My cheeks burn at his observation, and I start the car, devotedly pretending not to have heard. It’s been four days since Matt’s party. I’m still actively fuming over what happened with Matt that night, but it’s Beau who has me wavering between giddiness and obsessive, all-consuming overthinking. It seems like the Wrong Thing incidents and the thought of Megan leaving for Georgetown in a couple of days are the only things that make me stop wondering why he hasn’t called.
As I drive toward the school, I do what I’ve done every time I didn’t want to deal with or think about something for the past two years: I imagine myself at Brown, with new friends who don’t know about Matt or care about why I quit the dance team, a place where I can start over. But the daydream gives me no relief. I’m too angry at Matt, too embarrassed about whatever happened with Beau. It felt right while it was happening, sweet and genuine and so intense that I’d been sure he was feeling the same thing. Now I’m forced to replay all the highly personal details I shared with him and cringe at my own vulnerability.
When we pull up to the gate outside the field house, Jack springs out of the car, calling, “Later!” but I don’t drive off right away. Instead I watch my brother sprint across the field. He’s blipping in and out of view—just like Beau did at Senior Night—and then I see his teammates in the distance buzzing with the same strobe-light effect. Only those guys aren’t disappearing like Jack is. They’re shifting, rearranging with impossible speed, on the left side of the field one second and the right the next; mid jumping jack one instant and jogging along the far side of the track the next. I watch one boy in particular, T.J. Bishop, whose hairstyle keeps oscillating between a close shave and a pathetically short ponytail, his body bulking up and slimming down in steady, alternating beats.
“The Wrong Things,” I say aloud to myself. I still have no idea what they mean.
12
Thunder crackles overhead, but it’s distant and soft, like a bass drum covered by a towel. Megan and I are sitting in my garage with the door cranked open so we can watch the thick spray of rain slap the driveway and the blue-green foliage framing the yard.
We’ve storm-watched like this for as long as I can remember, and it’s always given me a sense of peace. We don’t need to talk to feel happy or understood. The rain flooding the cul-de-sac is enough. Our eleven years of friendship tell me so.
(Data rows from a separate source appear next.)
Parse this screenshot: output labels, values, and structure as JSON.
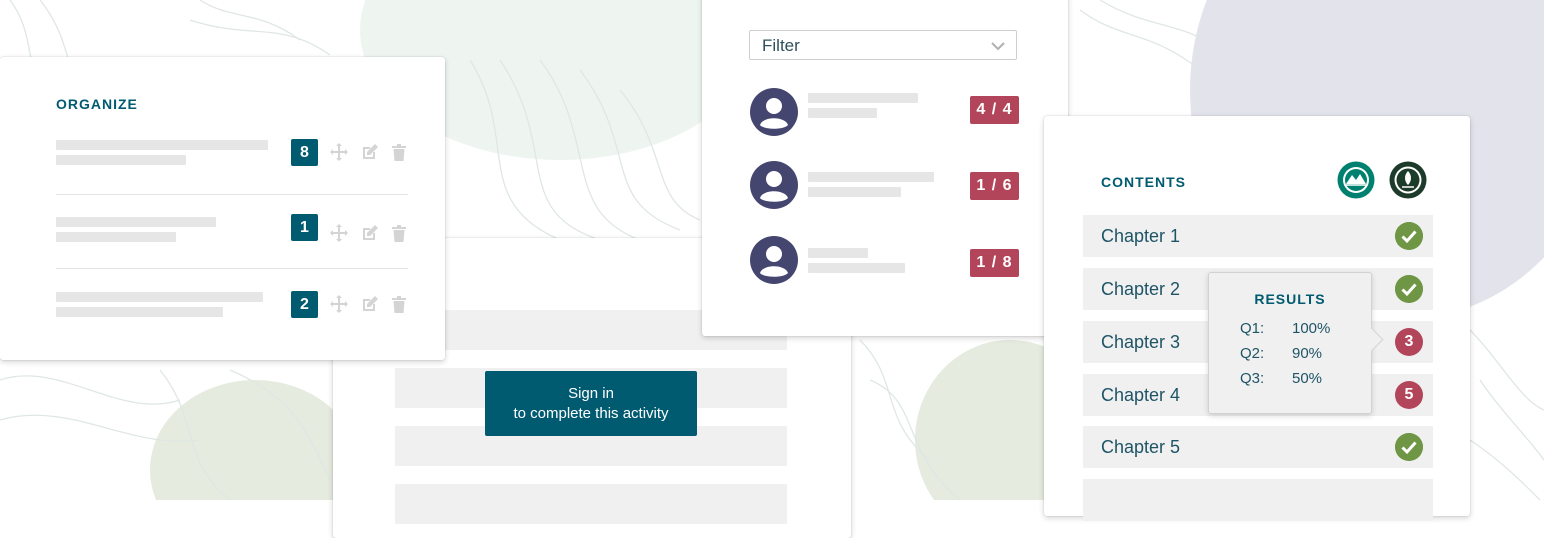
{
  "organize": {
    "title": "ORGANIZE",
    "items": [
      {
        "order": "8"
      },
      {
        "order": "1"
      },
      {
        "order": "2"
      }
    ]
  },
  "signin": {
    "line1": "Sign in",
    "line2": "to complete this activity"
  },
  "filter": {
    "label": "Filter",
    "users": [
      {
        "score": "4 / 4"
      },
      {
        "score": "1 / 6"
      },
      {
        "score": "1 / 8"
      }
    ]
  },
  "contents": {
    "title": "CONTENTS",
    "chapters": [
      {
        "name": "Chapter 1",
        "status": "complete"
      },
      {
        "name": "Chapter 2",
        "status": "complete"
      },
      {
        "name": "Chapter 3",
        "status": "3"
      },
      {
        "name": "Chapter 4",
        "status": "5"
      },
      {
        "name": "Chapter 5",
        "status": "complete"
      }
    ]
  },
  "results": {
    "title": "RESULTS",
    "rows": [
      {
        "q": "Q1:",
        "v": "100%"
      },
      {
        "q": "Q2:",
        "v": "90%"
      },
      {
        "q": "Q3:",
        "v": "50%"
      }
    ]
  },
  "colors": {
    "brand_teal": "#005a70",
    "badge_red": "#b3455a",
    "check_green": "#6e9644",
    "avatar_navy": "#45466f"
  }
}
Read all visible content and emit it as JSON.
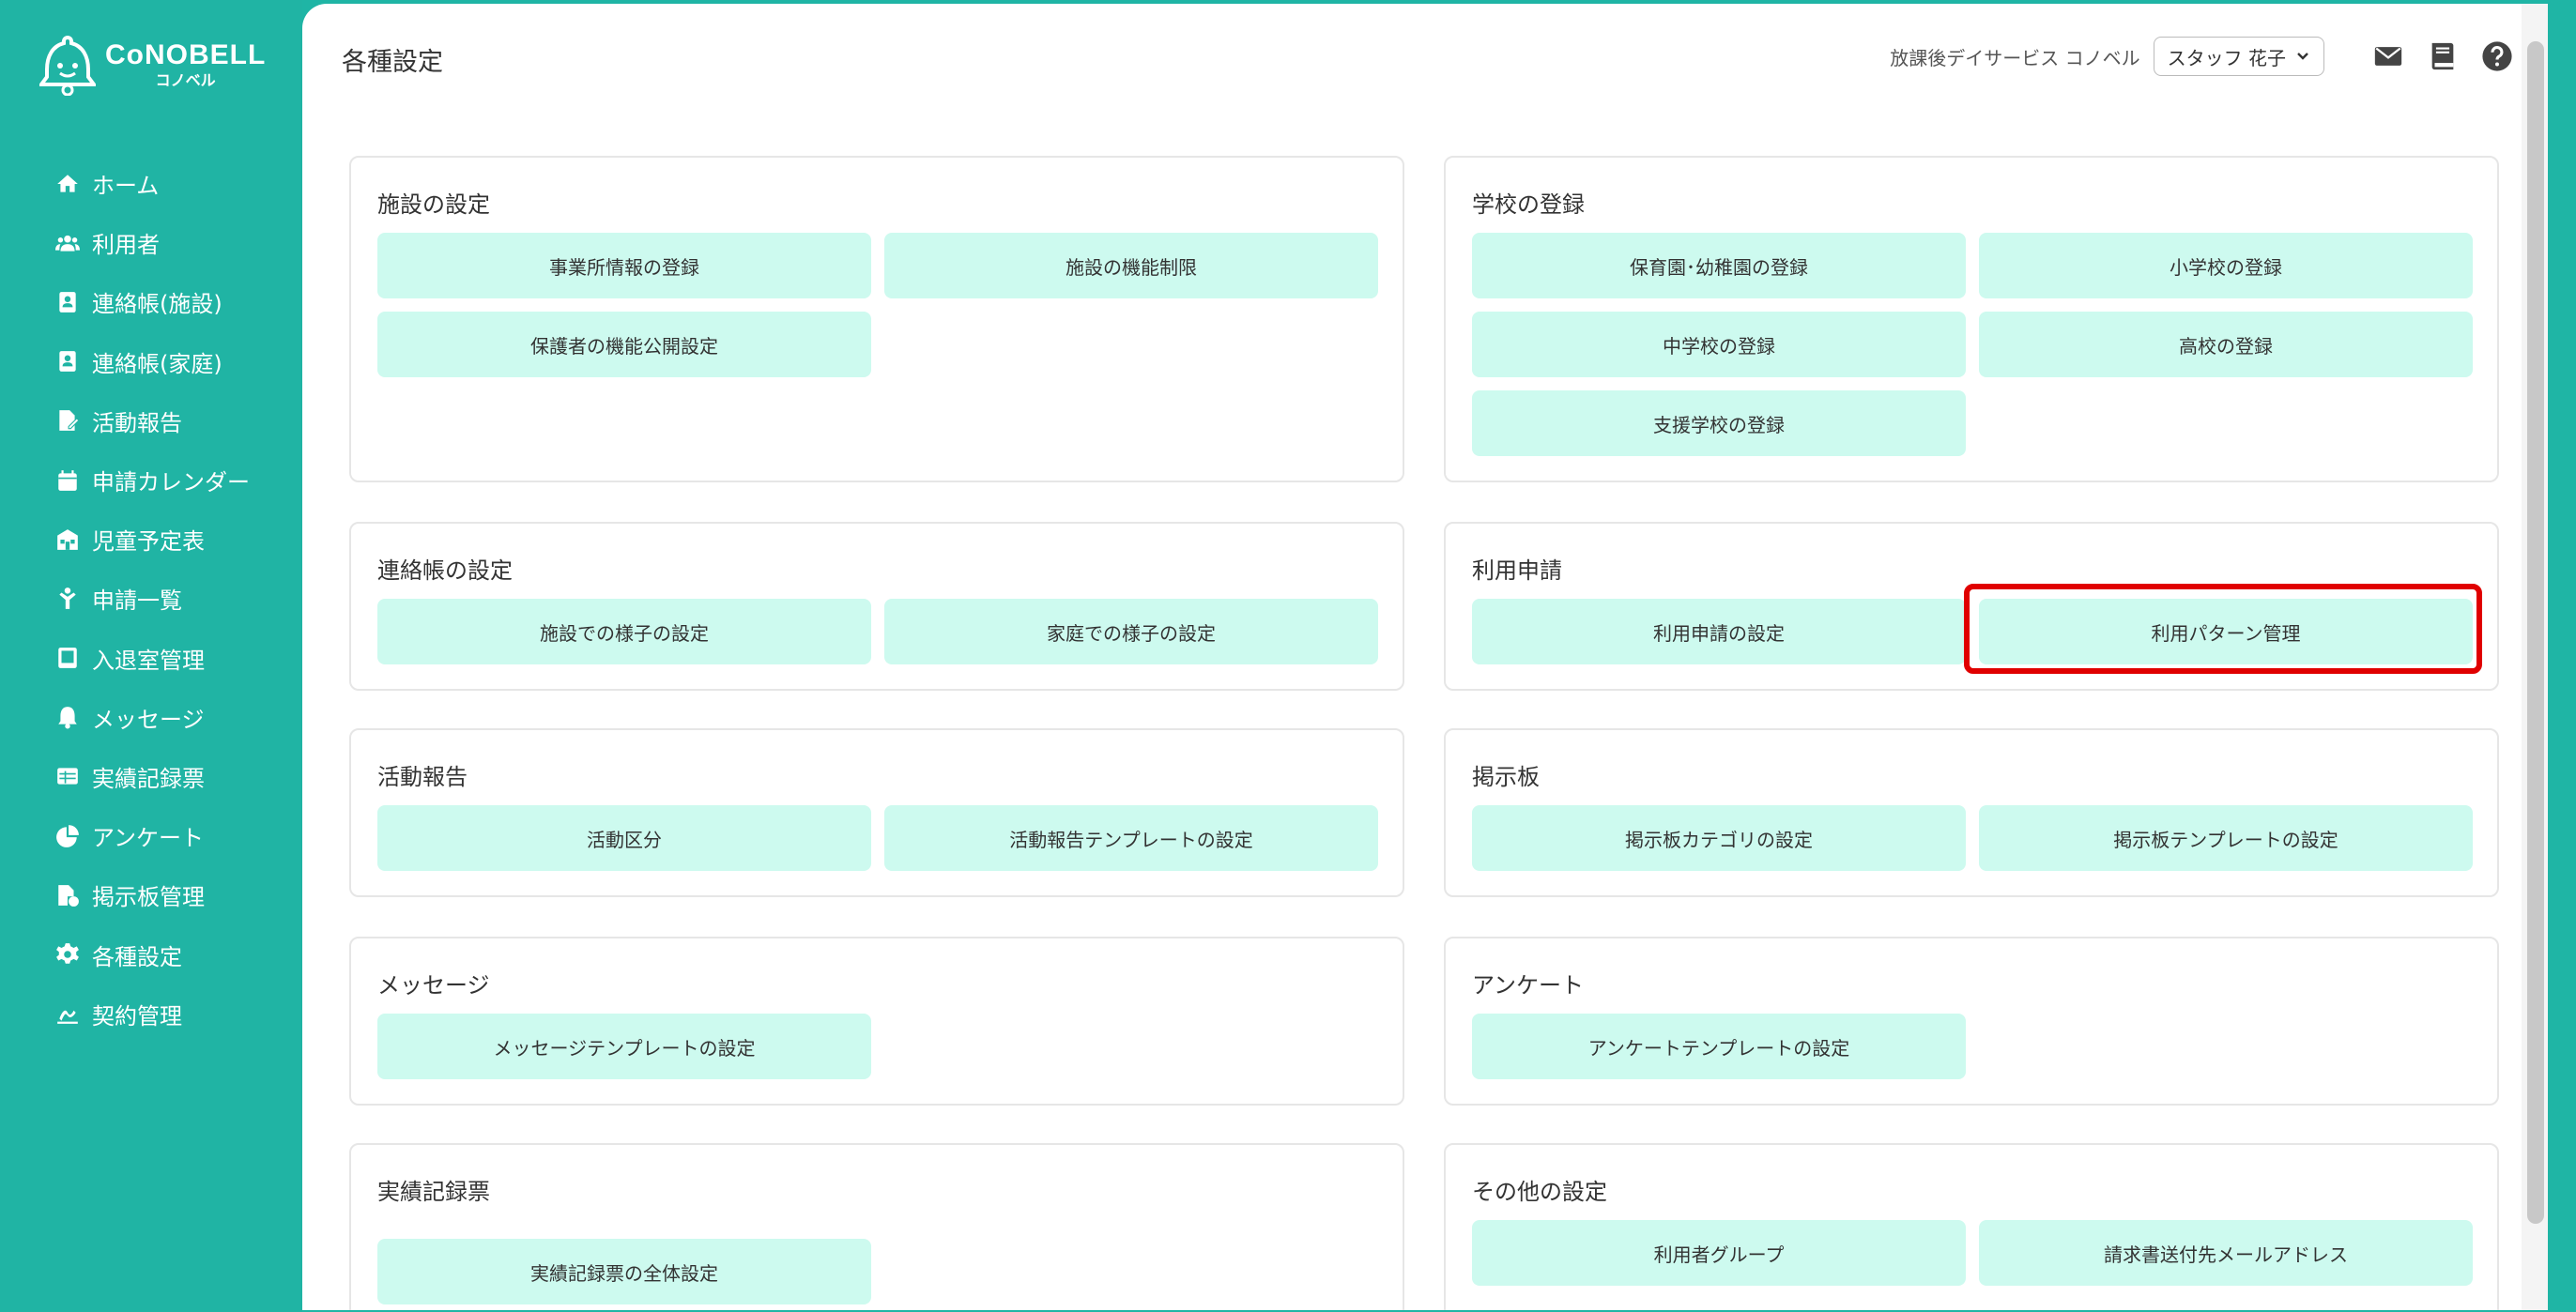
{
  "brand": {
    "name": "CoNOBELL",
    "sub": "コノベル"
  },
  "sidebar": {
    "items": [
      {
        "label": "ホーム",
        "icon": "home-icon"
      },
      {
        "label": "利用者",
        "icon": "users-icon"
      },
      {
        "label": "連絡帳(施設)",
        "icon": "contact-book-icon"
      },
      {
        "label": "連絡帳(家庭)",
        "icon": "contact-book-icon"
      },
      {
        "label": "活動報告",
        "icon": "report-icon"
      },
      {
        "label": "申請カレンダー",
        "icon": "calendar-icon"
      },
      {
        "label": "児童予定表",
        "icon": "schedule-icon"
      },
      {
        "label": "申請一覧",
        "icon": "child-icon"
      },
      {
        "label": "入退室管理",
        "icon": "tablet-icon"
      },
      {
        "label": "メッセージ",
        "icon": "bell-icon"
      },
      {
        "label": "実績記録票",
        "icon": "table-icon"
      },
      {
        "label": "アンケート",
        "icon": "pie-icon"
      },
      {
        "label": "掲示板管理",
        "icon": "board-icon"
      },
      {
        "label": "各種設定",
        "icon": "gear-icon"
      },
      {
        "label": "契約管理",
        "icon": "contract-icon"
      }
    ]
  },
  "header": {
    "title": "各種設定",
    "facility": "放課後デイサービス コノベル",
    "user": "スタッフ 花子"
  },
  "sections": {
    "facility": {
      "title": "施設の設定",
      "buttons": [
        "事業所情報の登録",
        "施設の機能制限",
        "保護者の機能公開設定"
      ]
    },
    "school": {
      "title": "学校の登録",
      "buttons": [
        "保育園･幼稚園の登録",
        "小学校の登録",
        "中学校の登録",
        "高校の登録",
        "支援学校の登録"
      ]
    },
    "contact": {
      "title": "連絡帳の設定",
      "buttons": [
        "施設での様子の設定",
        "家庭での様子の設定"
      ]
    },
    "usage": {
      "title": "利用申請",
      "buttons": [
        "利用申請の設定",
        "利用パターン管理"
      ]
    },
    "activity": {
      "title": "活動報告",
      "buttons": [
        "活動区分",
        "活動報告テンプレートの設定"
      ]
    },
    "board": {
      "title": "掲示板",
      "buttons": [
        "掲示板カテゴリの設定",
        "掲示板テンプレートの設定"
      ]
    },
    "message": {
      "title": "メッセージ",
      "buttons": [
        "メッセージテンプレートの設定"
      ]
    },
    "survey": {
      "title": "アンケート",
      "buttons": [
        "アンケートテンプレートの設定"
      ]
    },
    "record": {
      "title": "実績記録票",
      "buttons": [
        "実績記録票の全体設定"
      ]
    },
    "other": {
      "title": "その他の設定",
      "buttons": [
        "利用者グループ",
        "請求書送付先メールアドレス"
      ]
    }
  },
  "colors": {
    "accent": "#20b4a4",
    "button_bg": "#cdfaef",
    "highlight": "#e00000"
  }
}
We may be different, but in this moment we’re feeling the exact same thing: the sad kind of bliss where you realize, suddenly, how perfect your life really has been all along. So perfect it hurts, and you could let yourself weep if you wanted. So perfect that even though everything you know is ending, you truly believe life will continue to be beautiful, even—or maybe especially—in those pure moments of loss.
We sit there for hours. When the rain finally lets up, we stand, brushing the dirt and leaked car oil smears off the backs of our thighs.
Goodbyes have always been as natural for us as silence, unspoken agreements between us nine times out of ten. There’s no I should go or look at the time. Megan just smiles and squeezes me tight in a hug. “Love you,” she says.
“Love you back,” I say. “Get home safe. Get to school safe.”
“I’ll see you so soon, Nat,” she says, and I nod, unwilling to doubt her. She pulls up the hood of her thin sweatshirt and darts through the drizzle back to her black Civic parked at the curb.